The US Department of Defense has officially launched "GenAI.mil," a centralized platform designed to give roughly three million civilian and military employees and contractors direct access to generative AI. To kick things off, the system is rolling out Google Cloud's "Gemini for Government."
According to a report from DefenseScoop, the rollout marks a major shift in the Pentagon's digital strategy. Chief Technology Officer Emil Michael notes that this places AI tools directly on desktops across the entire workforce for the first time. The move aims to spark an "AI-driven culture change" and address the technology adoption gaps of the last five years.
A multi-vendor approach starts with Google
While Google's Gemini leads the launch, the Defense Department emphasizes that this isn't an exclusive partnership. Instead, the Pentagon is pursuing a multi-vendor strategy where Google is simply the first provider hosted on the system.
Google likely secured the early spot thanks to its existing certifications for "Controlled Unclassified Information" (CUI) and Impact Level 5 (IL5) security clearance—requirements for operational use in sensitive environments.
Other major AI players remain involved. The Pentagon's Chief Digital and Artificial Intelligence Office (CDAO) maintains ongoing contracts with OpenAI, Anthropic, and xAI. According to DefenseScoop, models from these companies will be integrated into the enterprise platform at a later date.
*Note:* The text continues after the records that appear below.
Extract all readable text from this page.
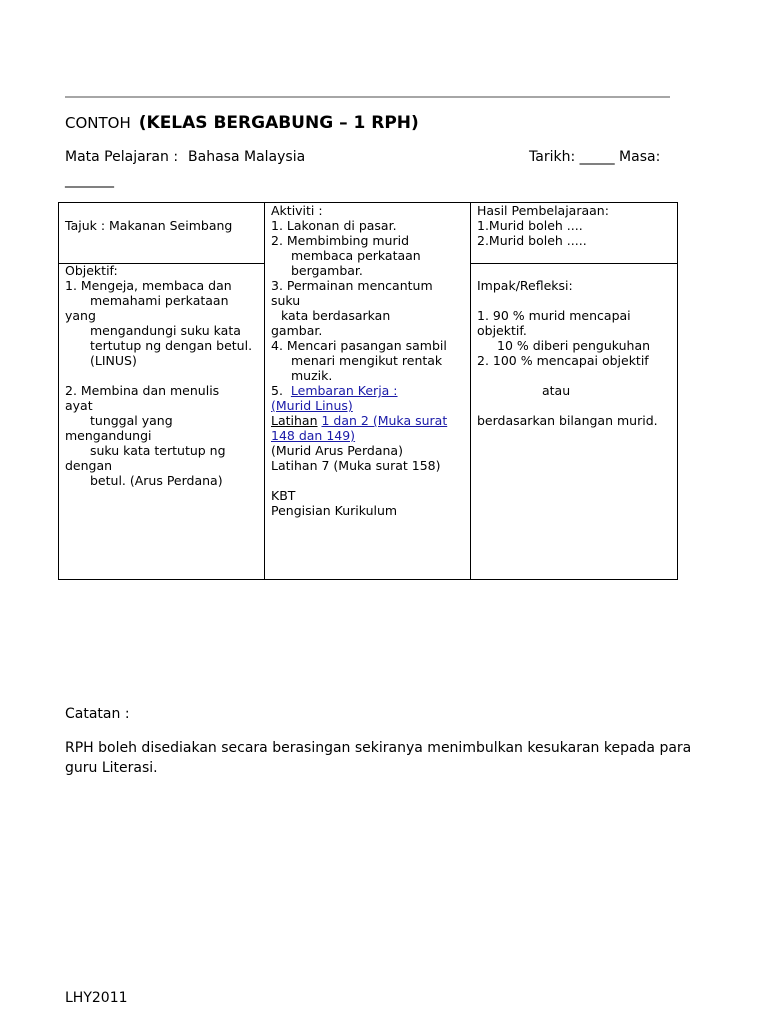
CONTOH (KELAS BERGABUNG – 1 RPH)
Mata Pelajaran : Bahasa Malaysia	Tarikh: _____ Masa:
_______
Tajuk : Makanan Seimbang
Objektif:
1. Mengeja, membaca dan
memahami perkataan
yang
mengandungi suku kata
tertutup ng dengan betul.
(LINUS)
2. Membina dan menulis
ayat
tunggal yang
mengandungi
suku kata tertutup ng
dengan
betul. (Arus Perdana)
Aktiviti :
1. Lakonan di pasar.
2. Membimbing murid
membaca perkataan
bergambar.
3. Permainan mencantum
suku
kata berdasarkan
gambar.
4. Mencari pasangan sambil
menari mengikut rentak
muzik.
5. Lembaran Kerja :
(Murid Linus)
Latihan 1 dan 2 (Muka surat
148 dan 149)
(Murid Arus Perdana)
Latihan 7 (Muka surat 158)
KBT
Pengisian Kurikulum
Hasil Pembelajaraan:
1.Murid boleh ....
2.Murid boleh .....
Impak/Refleksi:
1. 90 % murid mencapai
objektif.
10 % diberi pengukuhan
2. 100 % mencapai objektif
atau
berdasarkan bilangan murid.
Catatan :
RPH boleh disediakan secara berasingan sekiranya menimbulkan kesukaran kepada para guru Literasi.
LHY2011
Targeting organizational and combat tasks
GenAI.mil targets three primary use cases: organizational tasks, intelligence analysis, and warfighting. To ensure reliability, the Google tools employ retrieval-augmented generation (RAG) and connect to Google Search, a setup designed to reduce hallucinations and provide more accurate results.
The groundwork for this diversified approach was laid in July, when the CDAO awarded contracts worth up to $200 million each to Google, OpenAI, Anthropic, and xAI. These agreements allow the military to test various "frontier models" and agent-based workflows before broader deployment.